Le informazioni sfavorevoli (Francesca Valfrè)

Le informazioni sfavorevoli

 

Le valutazioni e decisioni prese dall’intervistatore nel corso dell’intervista sono influenzate da vari fattori, tra i quali vi sono le informazioni negative che hanno un peso importante.

Sono state svolte alcune ricerche inerenti alla loro rilevanza, tra le quali ricordiamo quella di Springbett (1958), il quale sostiene che molto spesso una piccola quantità di informazioni negative dà origine ad una valutazione negativa nei giudizi conclusivi.

Altre ricerche condotte da Bernstei, Hakel e Harlan (1975), rilevano che i selezionatori più esperti sono più severi rispetto a coloro con meno esperienza.

Secondo le ipotesi di Springbett (1958) e ridefinita da Rowe (1984), si può spiegare il motivo per cui le informazioni sfavorevoli hanno maggior peso nelle decisioni: perché il selezionatore ha il compito di assumere i candidati più idonei e di rifiutare quelli meno competenti, basandosi su un profilo prefissato. L’intervistatore può cadere in errore nel momento in cui decide di non assumere un candidato che in realtà è idoneo, oppure, quando sceglie di assumerne uno che non lo è. Il rischio che corre il selezionatore è essenzialmente quello di assumere un candidato che non è idoneo, e ciò comporterà delle serie conseguenze per sè. Per tutelarsi da ciò, il selezionatore sarà più scrupoloso, e tenderà a dare più rilievo alle informazioni negative.

Secondo l’approccio costi-benefici, elaborato da Kanouse e Hanson,1972; Tversky e Kahneman, 1981 ( i quali concordano con la spiegazione data da Springbett e Rowe), i selezionatori tendono ad essere più contrari ad accettare un candidato poco qualificato piuttosto che a rifiutarne uno idoneo.

Secondo alcuni autori tra i quali Springbett (1958) l’intervistatore ricerca, spesso e attivamente, le informazioni negative all’interno del curriculum e/o della personalità dei candidati.

Nel corso delle interviste, gli intervistatori cercano di formulare delle ipotesi sui candidati, mettendoli poi alla prova con domande opportune. Snyder e Swann (1978) e Snyder (1981) hanno dimostrato che tutti utilizzano una strategia di ricerca delle informazioni, volta a confermare o smentire le ipotesi prestabilite delle personalità altrui.
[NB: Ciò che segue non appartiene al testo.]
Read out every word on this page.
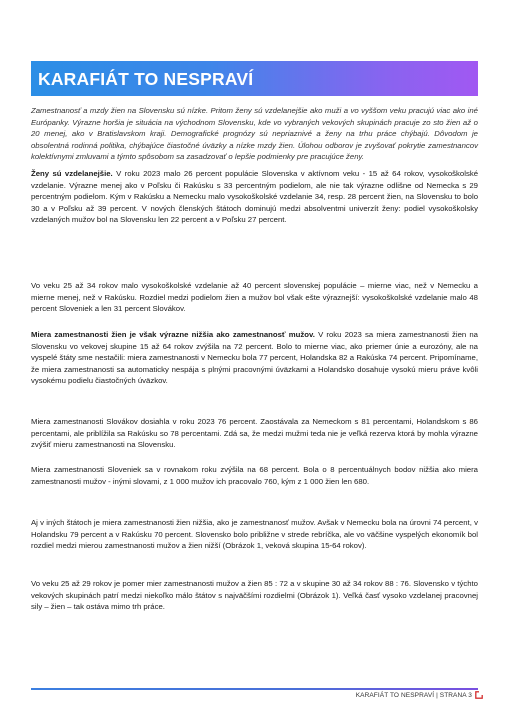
KARAFIÁT TO NESPRAVÍ
Zamestnanosť a mzdy žien na Slovensku sú nízke. Pritom ženy sú vzdelanejšie ako muži a vo vyššom veku pracujú viac ako iné Európanky. Výrazne horšia je situácia na východnom Slovensku, kde vo vybraných vekových skupinách pracuje zo sto žien až o 20 menej, ako v Bratislavskom kraji. Demografické prognózy sú nepriaznivé a ženy na trhu práce chýbajú. Dôvodom je obsolentná rodinná politika, chýbajúce čiastočné úväzky a nízke mzdy žien. Úlohou odborov je zvyšovať pokrytie zamestnancov kolektívnymi zmluvami a týmto spôsobom sa zasadzovať o lepšie podmienky pre pracujúce ženy.
Ženy sú vzdelanejšie. V roku 2023 malo 26 percent populácie Slovenska v aktívnom veku - 15 až 64 rokov, vysokoškolské vzdelanie. Výrazne menej ako v Poľsku či Rakúsku s 33 percentným podielom, ale nie tak výrazne odlišne od Nemecka s 29 percentným podielom. Kým v Rakúsku a Nemecku malo vysokoškolské vzdelanie 34, resp. 28 percent žien, na Slovensku to bolo 30 a v Poľsku až 39 percent. V nových členských štátoch dominujú medzi absolventmi univerzít ženy: podiel vysokoškolsky vzdelaných mužov bol na Slovensku len 22 percent a v Poľsku 27 percent.
Vo veku 25 až 34 rokov malo vysokoškolské vzdelanie až 40 percent slovenskej populácie – mierne viac, než v Nemecku a mierne menej, než v Rakúsku. Rozdiel medzi podielom žien a mužov bol však ešte výraznejší: vysokoškolské vzdelanie malo 48 percent Sloveniek a len 31 percent Slovákov.
Miera zamestnanosti žien je však výrazne nižšia ako zamestnanosť mužov. V roku 2023 sa miera zamestnanosti žien na Slovensku vo vekovej skupine 15 až 64 rokov zvýšila na 72 percent. Bolo to mierne viac, ako priemer únie a eurozóny, ale na vyspelé štáty sme nestačili: miera zamestnanosti v Nemecku bola 77 percent, Holandska 82 a Rakúska 74 percent. Pripomíname, že miera zamestnanosti sa automaticky nespája s plnými pracovnými úväzkami a Holandsko dosahuje vysokú mieru práve kvôli vysokému podielu čiastočných úväzkov.
Miera zamestnanosti Slovákov dosiahla v roku 2023 76 percent. Zaostávala za Nemeckom s 81 percentami, Holandskom s 86 percentami, ale priblížila sa Rakúsku so 78 percentami. Zdá sa, že medzi mužmi teda nie je veľká rezerva ktorá by mohla výrazne zvýšiť mieru zamestnanosti na Slovensku.
Miera zamestnanosti Sloveniek sa v rovnakom roku zvýšila na 68 percent. Bola o 8 percentuálnych bodov nižšia ako miera zamestnanosti mužov - inými slovami, z 1 000 mužov ich pracovalo 760, kým z 1 000 žien len 680.
Aj v iných štátoch je miera zamestnanosti žien nižšia, ako je zamestnanosť mužov. Avšak v Nemecku bola na úrovni 74 percent, v Holandsku 79 percent a v Rakúsku 70 percent. Slovensko bolo približne v strede rebríčka, ale vo väčšine vyspelých ekonomík bol rozdiel medzi mierou zamestnanosti mužov a žien nižší (Obrázok 1, veková skupina 15-64 rokov).
Vo veku 25 až 29 rokov je pomer mier zamestnanosti mužov a žien 85 : 72 a v skupine 30 až 34 rokov 88 : 76. Slovensko v týchto vekových skupinách patrí medzi niekoľko málo štátov s najväčšími rozdielmi (Obrázok 1). Veľká časť vysoko vzdelanej pracovnej sily – žien – tak ostáva mimo trh práce.
KARAFIÁT TO NESPRAVÍ | STRANA 3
Sono stati svolti diversi studi inerenti al comportamento attivo di ricerca dell’informazione nell’intervista, i quali dimostrano che:

- l’intervistatore crea delle ipotesi sulle caratteristiche del candidato, e cerca di verificarle attraverso opportune domande;

- diverse metodologie possono mettere in luce tale comportamento di ricerca attiva delle informazioni;

- contraddicono la tesi di Springbett inerenti al fatto che l’intervistatore ricerchi principalmente le informazioni negative, in quanto sostengono che gli intervistatori prediligono porre domande tali da evidenziare, nel candidato, i suoi requisiti positivi.

Queste ultime ricerche prese in considerazione rimandano alla considerazione per la quale gli intervistatori tendono ad assumere una strategia di domande positive, al fine di formarsi un’impressione sul soggetto. Essi infatti, per poter selezionare un candidato in base ad un “modello” prefigurato, tendono a confrontare i profili secondo tale modello, e nel corso dell’intervista adottano una strategia di domande volte a confermare l’idea di partenza. Secondo Binning et al.(1988) le impressioni iniziali influenzano lo svolgimento del colloquio, in quanto le strategie di domande dipendono dalle risposte rese dal candidato. Vi sono comunque vari fattori (ad esempio il contesto, il sesso degli attori,ecc.) che incidono sulla scelta dell’applicazione di strategie di domande (positive e negative).

In conclusione, è possibile definire gli ambiti in cui si prediligono le strategie di domande positive e quelle negative. Difatti, vengono adottate le prime nelle interviste con pochi candidati, nei colloqui allo scopo di reclutamento in cui l’obiettivo è attirare i candidati, quindi vengono utilizzate poche domande negative. Per quanto concerne le domande negative, è possibile adottarle nelle interviste di screening, in cui l’obiettivo è quello di ridurre al minimo indispensabile il numero notevole di candidati. Quest’ultima affermazione è stata confermata dalle ricerche di Huber et al. (1987), nelle quali si disconferma la tesi di Springbett (l’intervistatore ricerca attivamente le informazioni negative) in quanto si dimostra che gli intervistatori prediligono porre delle domande positive, per così confrontare meglio il modello con il profilo del candidato. Gli intervistatori dunque, tendono ad essere scrupolosi per quanto concerne l’utilizzo delle informazioni negative, per evitare falsi positivi.